Using sparklyr with Qubole


This documentation demonstrates how to use sparklyr with Apache Spark in Qubole along with RStudio Server Pro and RStudio Connect.

Best practices for working with Qubole

  • Manage packages via Qubole Environments - Packages installed via install.packages() are not available on cluster restart. Packages managed through Qubole Environments are persistent.
  • Restrict workloads to interactive analysis - Only perform workloads related to exploratory or interactive analysis with Spark, then write the results to a database, file system, or cloud storage for more efficient retrieval in apps, reports, and APIs.
  • Load and query results efficiently - Because of the nature of Spark computations and the associated overhead, Shiny apps that use Spark on the backend tend to have performance and runtime issues; consider reading the results from a database, file system, or cloud storage instead.

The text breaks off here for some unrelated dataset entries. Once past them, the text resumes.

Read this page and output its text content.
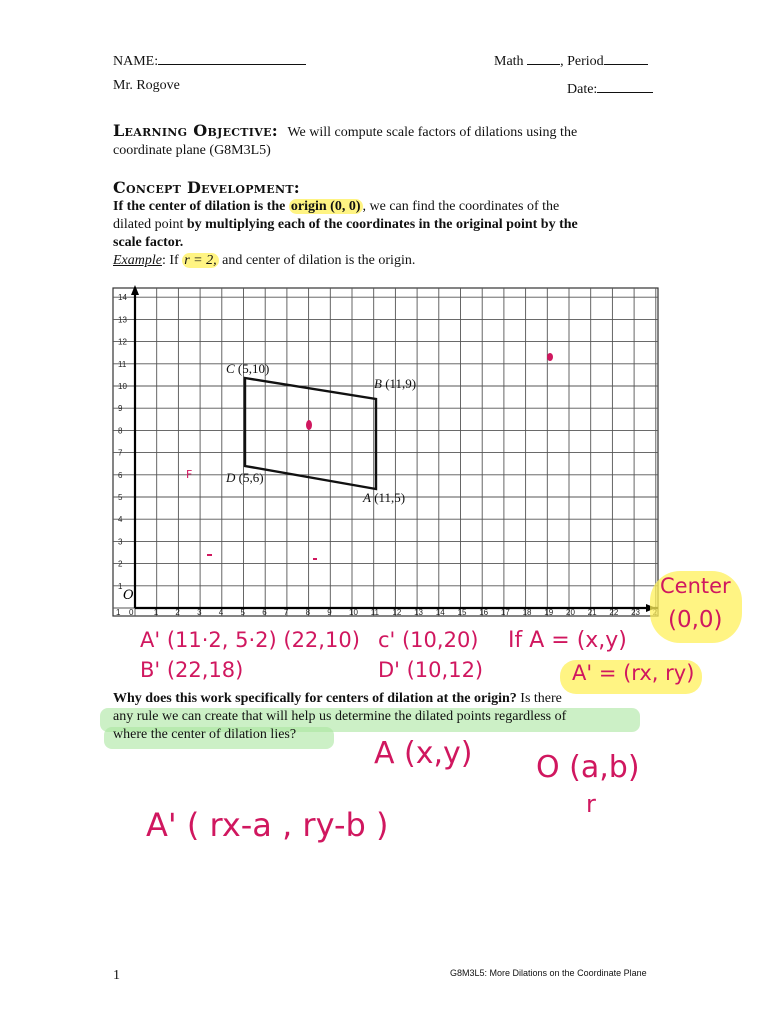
NAME:	Math	, Period
Mr. Rogove	Date:
Learning Objective: We will compute scale factors of dilations using the
coordinate plane (G8M3L5)
Concept Development:
If the center of dilation is the origin (0, 0) , we can find the coordinates of the
dilated point by multiplying each of the coordinates in the original point by the
scale factor.
Example: If r = 2, and center of dilation is the origin.
1 0	1 2 3 4 5 6 7 8 9 10 11 12 13 14 15 16 17 18 19 20 21 22 23
14
13
12
11
10
9
8
7
6
5
4
3
2
1
O
C (5,10)
B (11,9)
D (5,6)
A (11,5)
F
Center
(0,0)
A' (11·2, 5·2) (22,10)
B' (22,18)
c' (10,20)
D' (10,12)
If A = (x,y)
A' = (rx, ry)
Why does this work specifically for centers of dilation at the origin? Is there
any rule we can create that will help us determine the dilated points regardless of
where the center of dilation lies?
A (x,y) O (a,b)
r
A' ( rx-a , ry-b )
1	G8M3L5: More Dilations on the Coordinate Plane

Using RStudio Server Pro with Qubole

The Qubole platform includes RStudio Server Pro. More details about how to request RStudio Server Pro and access it from within a Qubole cluster are available from Qubole.

View steps for running RStudio Server Pro inside Qubole

Using RStudio Connect with Qubole

The best configuration for working with Qubole and RStudio Connect is to install RStudio Connect outside of the Qubole cluster and connect to Qubole remotely. This is accomplished using the Qubole ODBC Driver.